The sugar packets always go first. I apologize to the group and cross the hall to the filing cabinet filled with coffee supplies. Stuffing packets into the repurposed Tupperware, I head back into the room. Several minutes later, I refill the container again. I’ve never seen anyone drink coffee quite like this.
Each week, this group meets in North Philadelphia to talk about opioid addiction. I take the chair closest to the coffee I’ve brewed that morning (Maxwell House, never decaf). We open with a success and a challenge from the week. For many, the answer to both is staying clean.
Over the past months, these faces have become as familiar as those of the Selma mural across the street. But one face stands out: a toddler, her hair pulled back in a high ponytail, her eyes huge and dark. The girl and I sit in the corner during meetings and make towers from mismatched blocks. When they fall, the girl’s shrieks of delight halt conversation.

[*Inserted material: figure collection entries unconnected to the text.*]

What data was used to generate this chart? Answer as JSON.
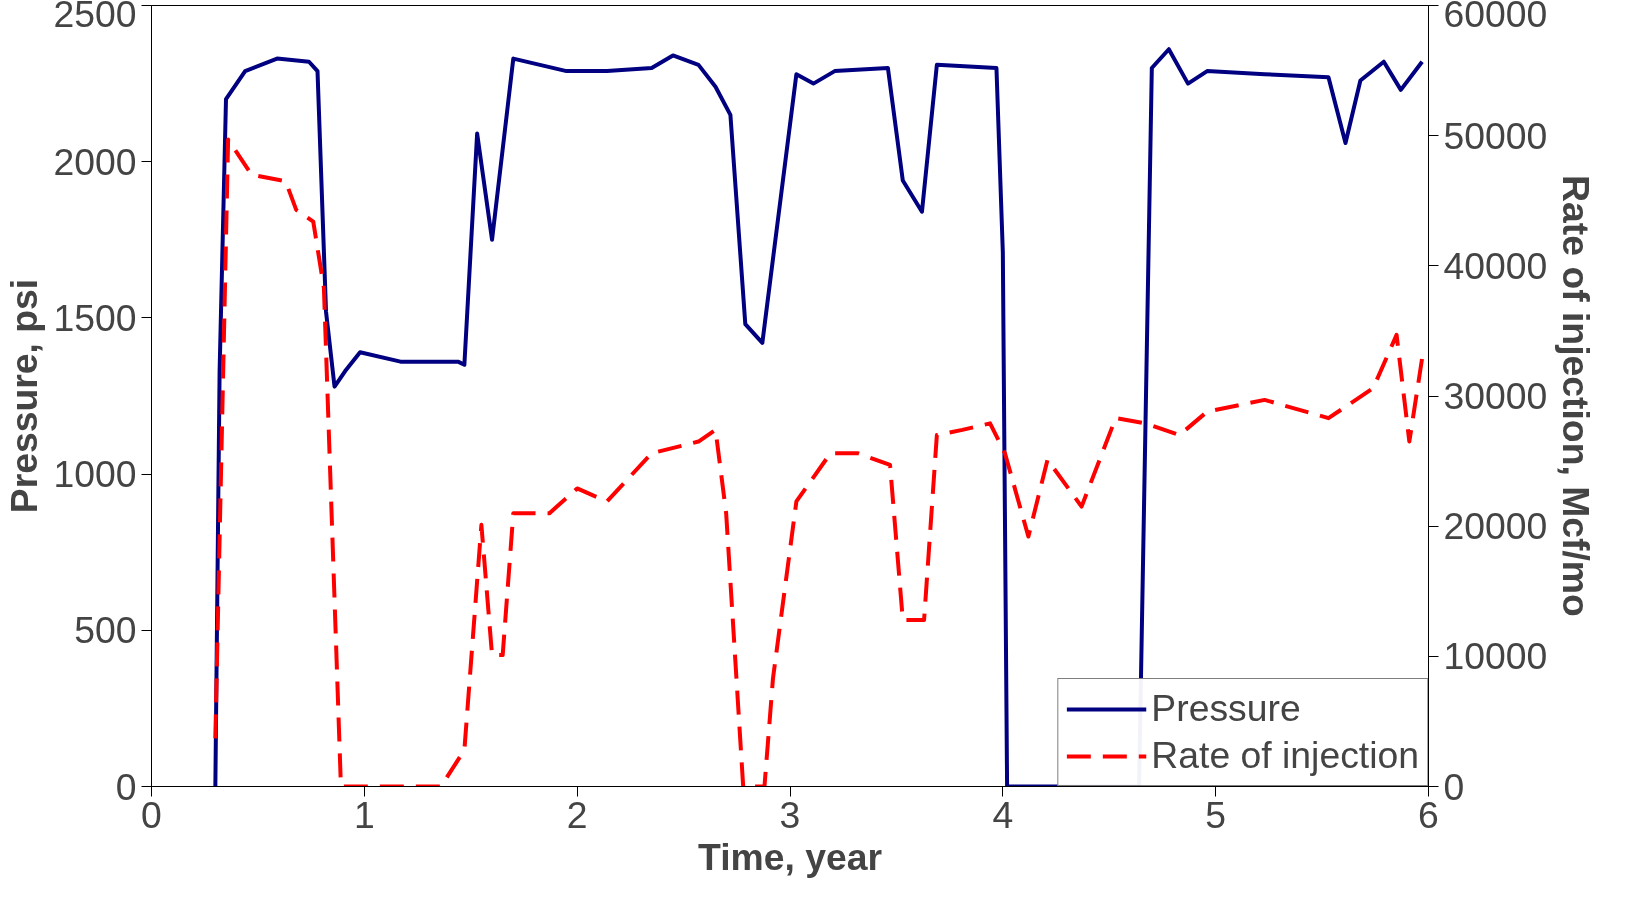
{
  "chart_data": {
    "type": "line",
    "xlabel": "Time, year",
    "ylabel": "Pressure, psi",
    "y2label": "Rate of injection, Mcf/mo",
    "xlim": [
      0,
      6
    ],
    "xticks": [
      0,
      1,
      2,
      3,
      4,
      5,
      6
    ],
    "ylim": [
      0,
      2500
    ],
    "yticks": [
      0,
      500,
      1000,
      1500,
      2000,
      2500
    ],
    "y2lim": [
      0,
      60000
    ],
    "y2ticks": [
      0,
      10000,
      20000,
      30000,
      40000,
      50000,
      60000
    ],
    "grid": false,
    "legend": "bottom right",
    "marker": "none",
    "series": [
      {
        "name": "Pressure",
        "color": "#000080",
        "line_style": "solid",
        "x": [
          0.3,
          0.32,
          0.35,
          0.44,
          0.59,
          0.74,
          0.78,
          0.82,
          0.86,
          0.91,
          0.98,
          1.17,
          1.44,
          1.47,
          1.53,
          1.6,
          1.7,
          1.95,
          2.14,
          2.35,
          2.45,
          2.57,
          2.65,
          2.72,
          2.79,
          2.87,
          3.03,
          3.11,
          3.21,
          3.46,
          3.53,
          3.62,
          3.69,
          3.97,
          4.0,
          4.02,
          4.64,
          4.7,
          4.78,
          4.87,
          4.96,
          5.23,
          5.53,
          5.61,
          5.68,
          5.79,
          5.87,
          5.97
        ],
        "values": [
          0,
          1330,
          2200,
          2290,
          2330,
          2320,
          2290,
          1520,
          1280,
          1330,
          1390,
          1360,
          1360,
          1350,
          2090,
          1750,
          2330,
          2290,
          2290,
          2300,
          2340,
          2310,
          2240,
          2150,
          1480,
          1420,
          2280,
          2250,
          2290,
          2300,
          1940,
          1840,
          2310,
          2300,
          1710,
          0,
          0,
          2300,
          2360,
          2250,
          2290,
          2280,
          2270,
          2060,
          2260,
          2320,
          2230,
          2320
        ]
      },
      {
        "name": "Rate of injection",
        "color": "#ff0000",
        "line_style": "dashed",
        "axis": "y2",
        "x": [
          0.3,
          0.36,
          0.47,
          0.63,
          0.68,
          0.76,
          0.81,
          0.89,
          1.36,
          1.47,
          1.55,
          1.6,
          1.65,
          1.7,
          1.87,
          2.0,
          2.14,
          2.35,
          2.57,
          2.65,
          2.7,
          2.78,
          2.88,
          2.92,
          3.03,
          3.19,
          3.32,
          3.47,
          3.53,
          3.63,
          3.69,
          3.81,
          3.94,
          4.01,
          4.12,
          4.21,
          4.37,
          4.53,
          4.67,
          4.83,
          4.96,
          5.23,
          5.53,
          5.74,
          5.85,
          5.91,
          5.97
        ],
        "values": [
          3700,
          49700,
          47000,
          46500,
          44300,
          43400,
          38300,
          0,
          0,
          2800,
          20100,
          10100,
          10100,
          21000,
          21000,
          22900,
          21900,
          25600,
          26500,
          27400,
          21000,
          0,
          0,
          8300,
          21900,
          25600,
          25600,
          24700,
          12800,
          12800,
          27000,
          27400,
          27900,
          25600,
          19200,
          25100,
          21500,
          28300,
          27900,
          27000,
          28800,
          29700,
          28300,
          30600,
          34700,
          26500,
          32900
        ]
      }
    ]
  }
}
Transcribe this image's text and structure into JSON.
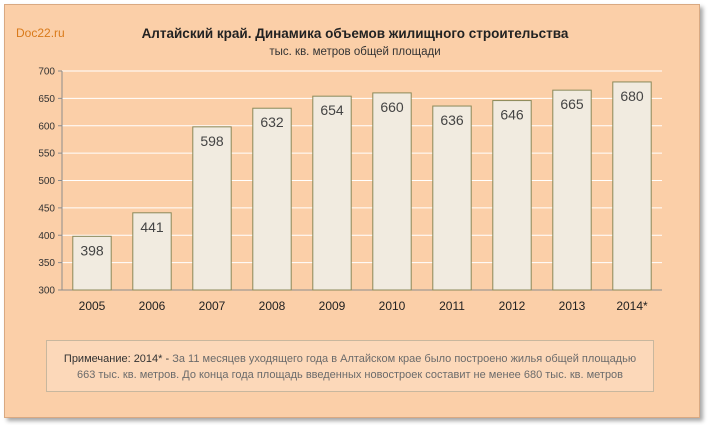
{
  "brand": "Doc22.ru",
  "note": {
    "label": "Примечание: 2014* -",
    "line1": " За 11 месяцев уходящего года в Алтайском крае было построено жилья общей площадью",
    "line2": "663 тыс. кв. метров.  До конца года площадь введенных новостроек составит не менее 680 тыс. кв. метров"
  },
  "colors": {
    "background": "#fbcfa8",
    "bar_fill": "#f1ebe0",
    "bar_stroke": "#8a8a5a",
    "grid": "#ffffff"
  },
  "chart_data": {
    "type": "bar",
    "title": "Алтайский край. Динамика объемов жилищного строительства",
    "subtitle": "тыс. кв. метров общей площади",
    "categories": [
      "2005",
      "2006",
      "2007",
      "2008",
      "2009",
      "2010",
      "2011",
      "2012",
      "2013",
      "2014*"
    ],
    "values": [
      398,
      441,
      598,
      632,
      654,
      660,
      636,
      646,
      665,
      680
    ],
    "ylim": [
      300,
      700
    ],
    "yticks": [
      300,
      350,
      400,
      450,
      500,
      550,
      600,
      650,
      700
    ],
    "grid": true,
    "legend": "none",
    "data_labels": true
  }
}
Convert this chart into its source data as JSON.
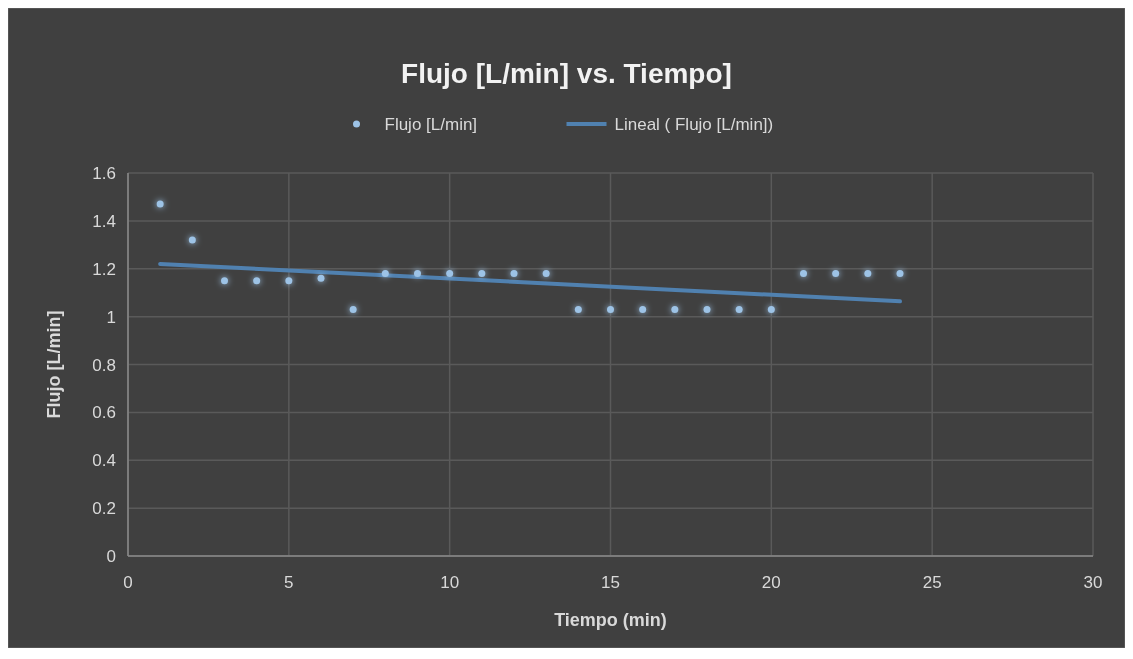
{
  "chart_data": {
    "type": "scatter",
    "title": "Flujo [L/min] vs. Tiempo]",
    "xlabel": "Tiempo (min)",
    "ylabel": "Flujo [L/min]",
    "series": [
      {
        "name": "Flujo [L/min]",
        "color": "#9dc3e6",
        "marker": "circle",
        "x": [
          1,
          2,
          3,
          4,
          5,
          6,
          7,
          8,
          9,
          10,
          11,
          12,
          13,
          14,
          15,
          16,
          17,
          18,
          19,
          20,
          21,
          22,
          23,
          24
        ],
        "values": [
          1.47,
          1.32,
          1.15,
          1.15,
          1.15,
          1.16,
          1.03,
          1.18,
          1.18,
          1.18,
          1.18,
          1.18,
          1.18,
          1.03,
          1.03,
          1.03,
          1.03,
          1.03,
          1.03,
          1.03,
          1.18,
          1.18,
          1.18,
          1.18
        ]
      },
      {
        "name": "Lineal ( Flujo [L/min])",
        "type": "line",
        "color": "#5081b0",
        "line_style": "solid",
        "x": [
          1,
          24
        ],
        "values": [
          1.22,
          1.064
        ]
      }
    ],
    "xlim": [
      0,
      30
    ],
    "xticks": [
      0,
      5,
      10,
      15,
      20,
      25,
      30
    ],
    "ylim": [
      0,
      1.6
    ],
    "yticks": [
      0,
      0.2,
      0.4,
      0.6,
      0.8,
      1,
      1.2,
      1.4,
      1.6
    ],
    "grid": true,
    "legend": "top"
  }
}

After last week’s meeting, I chose a book at random from the children’s shelf – a story about a boy whose family was moving to a new home. I put the book down after a few pages. It felt cruel to read about houses to a child who had only ever lived in a shelter. I looked for something more relevant. Finding nothing, I picked up Frog and Toad.
Outside of the clinic, the stories of my patients’ lives are also largely absent. In Philadelphia, I wonder how some force their narratives underground: at a recent debate about safe injection sites, one audience member told the crowd she’d prefer that these people crawl back underneath the city’s bridges. More than half the room applauded.
I refuse to believe that the opioid epidemic can be stowed beneath a Kensington underpass. Instead, I think of what Junot Díaz meant when he wrote that the lack of a reflection makes a monster monstrous. His stories create mirrors for those on the margins, and for readers on the inside to see them, too.
On Wednesday mornings in North Philly there is a room filled with mirrors. In the corner is a young girl with a wide smile and a tower of swaying blocks. She deserves her own story.